One side says it is appeasement to be willing to negotiate with one’s enemies. Candidate Obama—who may have been the target of the remarks by President Bush and Candidate McCain—says it is not appeasement to be willing to talk, as a means of averting violence when there are strong issues between the two sides.

This web log is not about picking politicians. It is about negotiation. Negotiation is not appeasement, it is good sense. Being willing to negotiate—in a context of some agreed ground rules—is the beginning of solving problems by resolving issues.

You need a reasonable set of ground rules, whether the issues are as large as those in the Middle East, or as small as whether Johnnie or Susie gets to play with the fire truck for the next half hour. Those ought to include agreement to be civil, not to call names or make accusations. Instead, the focus ought to be, first, on clear statements by each side on what they need to get out of the negotiation. Not “You stop hitting me.” /”You stop cursing me first.”

Instead, “I need to be able to live without being hit.” The debate is not then to be about which side is stronger and can win a battle, but whether both sides would be happy without violence, and what the details of such a peace would be.

Both sides should be creative about what they might concede to get peace, provided those concessions are part of a package, a complete deal.

The deal struck ought to be one which outsiders would consider reasonable, fair and just.

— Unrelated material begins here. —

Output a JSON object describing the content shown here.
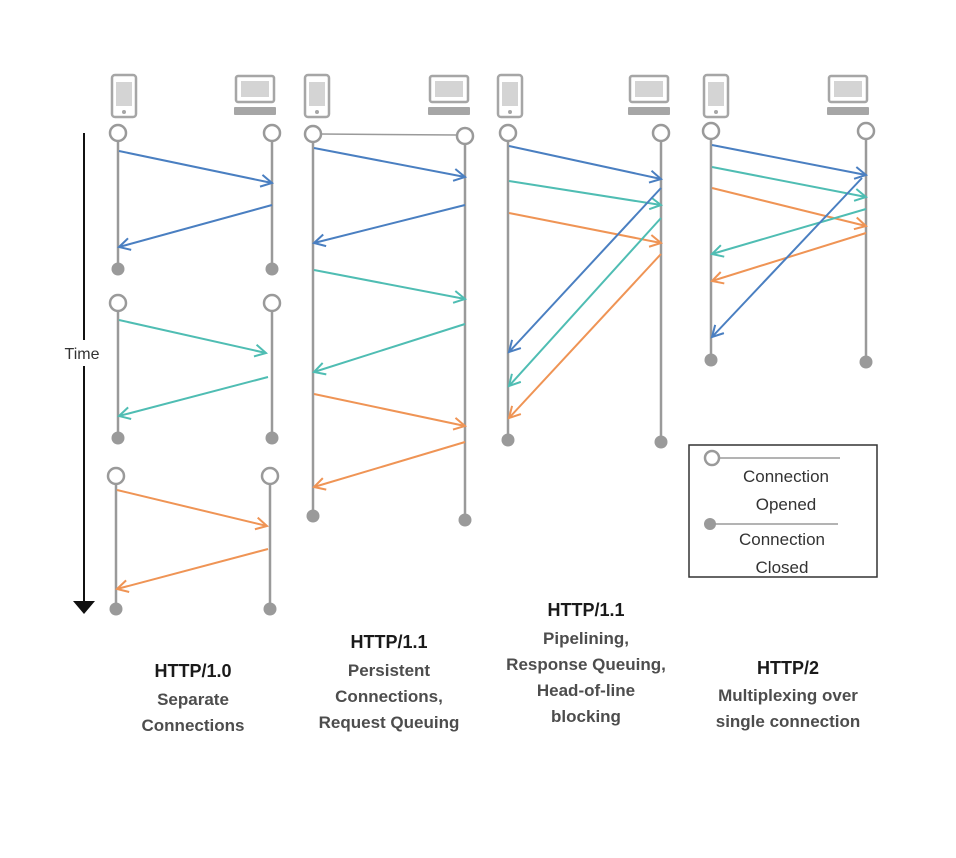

Although the root of the word “appease” is in the word “peace”, we today usually take the word to mean to buy off at the expense of principle.

However, not every principle is one most people would consider fair, reasonable and just. For example, drawing from the Middle East, some Americans would consider it their principle that every nation should be democratic in government. But not everyone would agree that it is just to apply that principle to a nation not your own.

Some Muslims believe as a principle that a government must follow strictly the rules and governmental structures laid down in the Quran. They do not accept a democratic government, nor practice by non-Muslims of rules of life not in the Quran, e.g., their own faith’s rules of life.

It is clear both cannot exactly follow their principles and come to an agreed resolution, because both sides wish to apply their own principles outside their own dominion. Both sides will need to give to get.

I am not suggesting what that might look like. Wiser heads than mine have been working on this for many decades.

I do suggest that there are rules both sides could agree on during the process of coming to terms, such as mutual respect, civility, working together creatively to make a resolution, and listening sincerely to the views of third parties on what is fair, reasonable and just.

One can, then, be firm (“I will talk, but I reserve the right to say ‘no.’”), and insist on those rules of process as a precondition to speaking, while expressing a willing to negotiation. That is not appeasement.

Negotiation 101: One can negotiate, under pre-established rules of process, aiming at a mutually agreed bargain, without it being appeasement.

1 comment:

  1. Anonymous6:53 PM

    I realized that negotiation was not appeasement when I attended a negotiation seminar. The speaker brought two volunteers to the front and presented them with 5 one dollar bills which they had to split. Since 5 one dollar bills cannot be split equally, the first instinct was for someone to say, “OK, I’ll take $2 and you have the remaining $3” (or vice versa). But that is appeasement, not negotiation, and better solutions exist. For example, each could take $2 and play paper, rocks scissors for the last dollar or something like that.